Pharmaceuticals & Biotech

Digital drug promotion: Marvel or minefield of regulatory risk?

By Michael Shaw, Mallika Ramachandran, and Sumedh Bhagwat

Dec. 13, 2022 | Article | 9-minute read

Digital drug promotion: Marvel or minefield of regulatory risk?


Today, healthcare professionals (HCPs) and patients expect to receive information about pharmaceutical products consistent with how they receive other consumer messaging: digitally, quickly, thoroughly and easily. And U.S. pharmaceutical companies have taken note. They have made the most of social media—using it for end-to-end marketing and advertising strategies that capture consumers’ attention while delivering key messages about treatments for serious medical conditions. In the U.S., pharma companies can also reach consumers and HCPs through TV advertisements, online ads, emails, print ads and more.

 

But with every new advertising channel comes new risks to weigh. While these mediums have helped pharma products reach more consumers, they have also attracted more scrutiny from the U.S. Food and Drug Administration (FDA) for inappropriately promoting drugs and medical devices. In recent years, the FDA has intensified its focus on potential promotional violations occurring on social media. When the COVID-19 pandemic limited in-person oversight, the FDA strengthened its digital capabilities for this work, and it appears these oversight activities are here to stay for now.

 

To help pharma companies avoid unnecessary scrutiny, this article proposes three strategies for avoiding enforcement actions by the FDA. Our recommendations are the result of a ZS analysis of over 10,000 warning letters sent out by the FDA, in which we sought to gain a better understanding of the specific advertising channels, practices and product claims the agency has been targeting.

More pharma advertising means more FDA scrutiny



According to our analysis, between 2019 and 2022, the FDA greatly increased the number of warning letters it sent to pharma companies for inappropriate advertising, marketing or misbranding of drugs or medical devices. In fact, warning letters issued by the FDA for content published on social media platforms such as Facebook, Twitter, YouTube and LinkedIn more than doubled between 2019 and 2021. In parallel, the number of letters issued for Current Good Manufacturing Practice (CGMP) violations have decreased, indicating a shift in focus from facility inspections to online platform monitoring.

 

The majority of warning letters issued for social media content between 2020 and 2021 were related to unapproved or misbranded treatments for COVID-19, as well as unsubstantiated claims based on personal experiences of a user or consumer. 
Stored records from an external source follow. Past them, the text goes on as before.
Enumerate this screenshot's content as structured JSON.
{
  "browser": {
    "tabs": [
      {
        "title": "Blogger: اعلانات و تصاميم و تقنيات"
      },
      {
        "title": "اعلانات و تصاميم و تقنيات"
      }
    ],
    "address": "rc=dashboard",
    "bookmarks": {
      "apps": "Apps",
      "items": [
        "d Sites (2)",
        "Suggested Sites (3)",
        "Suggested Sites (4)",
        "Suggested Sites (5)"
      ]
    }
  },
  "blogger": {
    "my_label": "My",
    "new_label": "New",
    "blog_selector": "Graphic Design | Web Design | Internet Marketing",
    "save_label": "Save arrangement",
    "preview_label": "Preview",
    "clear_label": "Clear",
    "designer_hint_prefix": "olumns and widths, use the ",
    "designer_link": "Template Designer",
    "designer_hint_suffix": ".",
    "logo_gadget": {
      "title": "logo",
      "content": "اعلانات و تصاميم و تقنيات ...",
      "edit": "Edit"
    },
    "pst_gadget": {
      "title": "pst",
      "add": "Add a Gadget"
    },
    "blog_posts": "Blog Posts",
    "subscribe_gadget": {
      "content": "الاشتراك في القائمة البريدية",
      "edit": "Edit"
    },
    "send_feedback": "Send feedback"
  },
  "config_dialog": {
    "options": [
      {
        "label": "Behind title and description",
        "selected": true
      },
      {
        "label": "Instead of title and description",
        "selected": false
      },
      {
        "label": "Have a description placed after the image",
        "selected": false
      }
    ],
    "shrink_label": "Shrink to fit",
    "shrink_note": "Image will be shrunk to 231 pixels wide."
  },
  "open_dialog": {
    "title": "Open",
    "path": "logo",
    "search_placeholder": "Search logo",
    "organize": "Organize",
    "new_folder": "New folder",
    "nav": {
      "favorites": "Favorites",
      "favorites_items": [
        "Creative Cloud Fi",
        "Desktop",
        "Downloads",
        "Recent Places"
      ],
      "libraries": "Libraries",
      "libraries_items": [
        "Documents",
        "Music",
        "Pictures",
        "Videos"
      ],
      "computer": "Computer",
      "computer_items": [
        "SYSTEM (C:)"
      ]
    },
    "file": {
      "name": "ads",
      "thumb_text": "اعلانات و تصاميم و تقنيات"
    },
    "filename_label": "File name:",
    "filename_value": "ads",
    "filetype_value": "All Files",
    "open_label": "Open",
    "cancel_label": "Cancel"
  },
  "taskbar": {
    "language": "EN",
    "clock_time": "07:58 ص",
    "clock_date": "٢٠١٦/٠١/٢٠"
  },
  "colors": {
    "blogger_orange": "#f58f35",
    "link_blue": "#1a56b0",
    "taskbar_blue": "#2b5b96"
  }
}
Promotional pitfalls for pharma on social media



Pharmaceutical companies have significantly increased the volume of content posted on social media platforms in recent years. One of the primary reasons for this is the ease of access coupled with low cost. Importantly, there’s limited concrete regulation specific to the use of social media by pharmaceutical companies. Typical content varies but can include short video snippets no longer than a few seconds, to five-minute-long videos touting benefits of a drug. While these ads may have striking visuals, FDA warning letters often cite failure to include adequate risk and benefit information. Social media content is often not in compliance with the requirements of the Federal Food, Drug, and Cosmetic Act in the following ways:

  • Misleading posts. Posts give a misleading impression about the scope of the FDA-approved indications or omit important risk information, especially for drugs with a boxed warning.
  • Posts use individual patient experiences to make general statements. For instance, before-and-after images of patients going from 10 lesions to no lesions after using a particular drug is not adequate evidence to establish that all patients treated with the drug will achieve similar results.
  • Paid spokespersons are not balancing claims or representation of benefits with risk data. For example, a physician spokesperson may claim in a video that adverse reactions only last for one or two treatments, while data indicates the adverse reaction may last for weeks beyond the second treatment.
  • Distracting elements in ads. Ads present a large amount of information using fast-paced visuals, distracting elements and frequent scene changes. This includes listing the common side effects alongside before-and-after images of patients and physician spokesperson’s statements.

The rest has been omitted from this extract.